Nonostante ciò, secondo Tavano, a duecento anni dalla sua invenzione, la fotografia non è ancora considerata alla pari della pittura e fatica ad essere inserita nei testi di storia dell’arte e fianco a fianco nelle mostre e nei musei, malgrado artisti come Mario Giacomelli e Luigi Ghirri. Il Talk on photography ha preso le mosse proprio da questo assunto e attorno ad esso si è sviluppato un ampio dibattito di cui provo a sintetizzare le principali posizioni sostenute. Secondo Enzo De Leonibus, nonostante esista una tradizione in tal senso, egli non vede una separazione tra i due mondi e a volte ritiene faccia difetto una certa timidezza dei fotografi a proporsi. Per Marco Brandizzi, la fotografia pone dei problemi di allestimento e un aumento della dimensione delle foto può facilitare la loro presentazione anche se ciò viene spesso rifiutato dai fotografi in quanto altererebbe il rapporto con l’osservatore, sovrastandolo. Su questi argomenti Jacopo Pasqui ha evidenziato che la dimensione è imposta dal mercato e che nonostante l’autoesclusione non lo rappresenti, spesso sono i musei a ghettizzare la fotografia. Franco Fiorillo ha sostenuto gli strettissimi rapporti tra fotografia e pittura citando Ansel Adams e i riconoscimenti che gli sono venuti dal mondo dell’arte, i lavori di Jeff Koons e di Maurizio Cattelan come derivazioni fotografiche e William Kentridge per l’omnimedialità. Il parere di Paolo Dell’Elce è che la fotografia è stata compresa solo dai filosofi come Roland Barthes e i fenomenologi. Gli artisti si sono messi davanti alla fotografia mentre essa è mondo che si rivela, possibilità, attesa. Secondo Dell’Elce dovremmo tornare ad ascoltare: il pittore il suono della pennellata, il fotografo il rumore dell’acqua e degli acidi in cui si sciacquava la foto perché non proviamo più lo stupore a cui si collegava osservare la foto uscire dallo sviluppo mentre con la fotografia digitale essa si è attaccata al nostro corpo. Per Antonio Zimarino la fotografia è un linguaggio particolare e non può essere trattata allo stesso modo di altre arti visive. L’assenza di una attività critica specifica spesso impedisce di distinguere. Infine, secondo Ivan D’Alberto la fotografia vive il destino di altre arti minori come la ceramica e d’accordo con Dell’Elce ritiene che la fotografia che oggi grazie al digitale e ai social si auto edita dovrebbe anche auto tutelarsi.

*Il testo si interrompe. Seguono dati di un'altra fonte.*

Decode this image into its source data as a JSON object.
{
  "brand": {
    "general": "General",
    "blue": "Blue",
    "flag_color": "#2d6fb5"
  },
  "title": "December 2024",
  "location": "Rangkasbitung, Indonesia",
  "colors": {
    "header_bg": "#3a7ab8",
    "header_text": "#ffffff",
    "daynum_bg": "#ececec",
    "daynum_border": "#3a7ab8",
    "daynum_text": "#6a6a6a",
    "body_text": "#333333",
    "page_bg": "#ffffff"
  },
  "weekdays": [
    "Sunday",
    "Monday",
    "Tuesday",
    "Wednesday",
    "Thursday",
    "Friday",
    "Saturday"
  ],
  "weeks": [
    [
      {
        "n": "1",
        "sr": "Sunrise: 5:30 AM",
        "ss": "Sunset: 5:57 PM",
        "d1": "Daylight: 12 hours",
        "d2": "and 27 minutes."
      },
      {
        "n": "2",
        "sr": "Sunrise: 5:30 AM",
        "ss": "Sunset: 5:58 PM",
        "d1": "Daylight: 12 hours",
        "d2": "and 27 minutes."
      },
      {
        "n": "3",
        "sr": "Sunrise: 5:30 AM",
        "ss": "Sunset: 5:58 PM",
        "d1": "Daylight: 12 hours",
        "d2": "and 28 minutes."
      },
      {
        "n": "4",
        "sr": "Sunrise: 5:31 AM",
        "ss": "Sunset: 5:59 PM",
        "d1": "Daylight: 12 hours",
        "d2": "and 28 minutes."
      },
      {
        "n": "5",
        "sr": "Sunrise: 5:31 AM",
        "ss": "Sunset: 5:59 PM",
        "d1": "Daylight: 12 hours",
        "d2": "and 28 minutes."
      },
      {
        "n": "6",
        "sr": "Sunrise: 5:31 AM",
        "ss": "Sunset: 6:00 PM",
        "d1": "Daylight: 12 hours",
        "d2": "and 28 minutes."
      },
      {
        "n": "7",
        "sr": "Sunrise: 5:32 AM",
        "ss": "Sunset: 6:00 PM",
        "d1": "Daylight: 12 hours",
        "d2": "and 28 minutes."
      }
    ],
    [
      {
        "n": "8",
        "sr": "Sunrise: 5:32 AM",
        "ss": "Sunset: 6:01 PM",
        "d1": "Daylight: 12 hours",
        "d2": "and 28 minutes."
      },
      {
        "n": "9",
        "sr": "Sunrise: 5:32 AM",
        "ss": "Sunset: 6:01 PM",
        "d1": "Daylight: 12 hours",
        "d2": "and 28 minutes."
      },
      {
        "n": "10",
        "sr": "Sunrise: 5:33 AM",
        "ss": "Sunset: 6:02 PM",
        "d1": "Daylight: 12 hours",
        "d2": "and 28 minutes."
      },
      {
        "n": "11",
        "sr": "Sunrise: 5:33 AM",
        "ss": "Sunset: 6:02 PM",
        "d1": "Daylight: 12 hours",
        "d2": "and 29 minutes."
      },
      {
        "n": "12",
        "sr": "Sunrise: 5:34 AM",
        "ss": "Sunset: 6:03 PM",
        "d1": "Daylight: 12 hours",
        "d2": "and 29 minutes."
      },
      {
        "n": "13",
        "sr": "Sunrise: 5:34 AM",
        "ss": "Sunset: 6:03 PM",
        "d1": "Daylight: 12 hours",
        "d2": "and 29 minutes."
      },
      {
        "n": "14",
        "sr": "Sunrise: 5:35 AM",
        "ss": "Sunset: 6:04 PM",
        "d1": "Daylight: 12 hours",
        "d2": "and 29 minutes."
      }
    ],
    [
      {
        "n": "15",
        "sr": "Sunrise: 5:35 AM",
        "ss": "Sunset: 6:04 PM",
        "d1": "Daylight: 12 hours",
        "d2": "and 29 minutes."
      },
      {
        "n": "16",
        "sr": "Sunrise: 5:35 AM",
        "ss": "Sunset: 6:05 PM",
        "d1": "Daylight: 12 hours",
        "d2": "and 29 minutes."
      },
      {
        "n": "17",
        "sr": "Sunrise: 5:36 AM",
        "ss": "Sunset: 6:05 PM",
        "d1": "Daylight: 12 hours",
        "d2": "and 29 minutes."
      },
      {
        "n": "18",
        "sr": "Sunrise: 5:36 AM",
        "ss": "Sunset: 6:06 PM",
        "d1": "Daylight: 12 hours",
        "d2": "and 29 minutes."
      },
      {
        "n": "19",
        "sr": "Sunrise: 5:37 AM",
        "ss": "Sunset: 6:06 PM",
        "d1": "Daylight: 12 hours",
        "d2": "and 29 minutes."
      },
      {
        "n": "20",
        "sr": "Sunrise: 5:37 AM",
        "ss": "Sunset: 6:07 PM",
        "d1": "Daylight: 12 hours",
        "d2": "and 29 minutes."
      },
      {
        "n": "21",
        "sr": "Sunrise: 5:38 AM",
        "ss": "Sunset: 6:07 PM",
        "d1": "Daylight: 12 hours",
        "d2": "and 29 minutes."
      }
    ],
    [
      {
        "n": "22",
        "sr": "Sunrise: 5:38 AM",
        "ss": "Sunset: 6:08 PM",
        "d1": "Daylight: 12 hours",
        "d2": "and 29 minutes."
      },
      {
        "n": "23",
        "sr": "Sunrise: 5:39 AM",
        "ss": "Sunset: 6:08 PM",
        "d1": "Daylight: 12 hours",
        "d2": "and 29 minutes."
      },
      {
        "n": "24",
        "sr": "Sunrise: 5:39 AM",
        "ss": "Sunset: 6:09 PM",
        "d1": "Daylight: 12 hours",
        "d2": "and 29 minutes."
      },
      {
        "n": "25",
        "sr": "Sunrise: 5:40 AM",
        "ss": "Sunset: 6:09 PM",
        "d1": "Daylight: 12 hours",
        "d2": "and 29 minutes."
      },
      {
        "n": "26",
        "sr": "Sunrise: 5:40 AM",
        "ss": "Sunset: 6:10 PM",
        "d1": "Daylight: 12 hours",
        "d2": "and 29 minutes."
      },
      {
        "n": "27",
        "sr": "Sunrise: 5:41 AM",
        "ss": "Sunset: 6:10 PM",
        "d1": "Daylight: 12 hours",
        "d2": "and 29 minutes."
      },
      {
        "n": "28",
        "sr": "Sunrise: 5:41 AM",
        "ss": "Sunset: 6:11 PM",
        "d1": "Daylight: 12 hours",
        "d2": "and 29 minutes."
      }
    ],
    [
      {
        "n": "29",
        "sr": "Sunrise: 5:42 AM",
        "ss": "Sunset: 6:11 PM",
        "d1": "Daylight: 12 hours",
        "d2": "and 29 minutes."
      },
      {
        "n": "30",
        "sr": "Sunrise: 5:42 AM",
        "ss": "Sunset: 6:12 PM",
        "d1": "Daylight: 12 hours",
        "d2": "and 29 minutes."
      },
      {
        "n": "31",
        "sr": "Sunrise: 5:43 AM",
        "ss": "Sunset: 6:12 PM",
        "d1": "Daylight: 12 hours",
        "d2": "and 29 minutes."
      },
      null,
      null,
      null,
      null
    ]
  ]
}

  • Giovanni Tavano, "Mondi Paralleli", 2010-2020, Veduta dell'installazione
  • Giovanni Tavano, "Mondi Paralleli", 2010-2020, Veduta dell'installazione
  • Giovanni Tavano, "Mondi Paralleli", 2010-2020, Veduta dell'installazione
  • Giovanni Tavano, "Mondi Paralleli", 2010-2020, Veduta dell'installazione

A queste opinioni che ben rappresentano la situazione odierna della fotografia aggiungo due note. L’apparecchio fotografico introduce nell’osservatore, senza arrivare al “sono capace anch’io”, un sospetto ineliminabile sulla capacità artistica del fotografo. In secondo luogo, questo aspetto, assieme alla possibilità di multipli fotografici, influenza le quotazioni di mercato, tenendole al di sotto di quelle della pittura e avvicinandole a quelle della grafica, con cui andrebbero approfonditi i numerosi punti di contatto, senza dimenticare che l’opera fotografica più pagata, Rhein II di Andreas Gursky, misura ben tre metri di lunghezza.

Anthropocentric and vegetal in the photography of Giovanni Tavano

Giovanni Tavano (Pescara-1954), presents until 3 September, in the beautiful setting of the Museum Laboratory ex Manifattura Tabacchi di Città Sant’Angelo (PE), Photographs from 1977 to 2020, a selection of his historical work in b/w developed between the late seventies and the eighties and the unpublished color photos to which he dedicated 2012 to 2020. The photos on display run between the two parallel worlds of his artistic research: from b/w to color, from analog to digital, from tradition to innovation, from anthropocentric to vegetal, with which he stands at same height as the animals that populate the world. For the techniques, the topics and the languages used, the exhibition is also a synthesis of the issues of photography that were discussed in a Talk on photograpy held on August 11 at the same venue.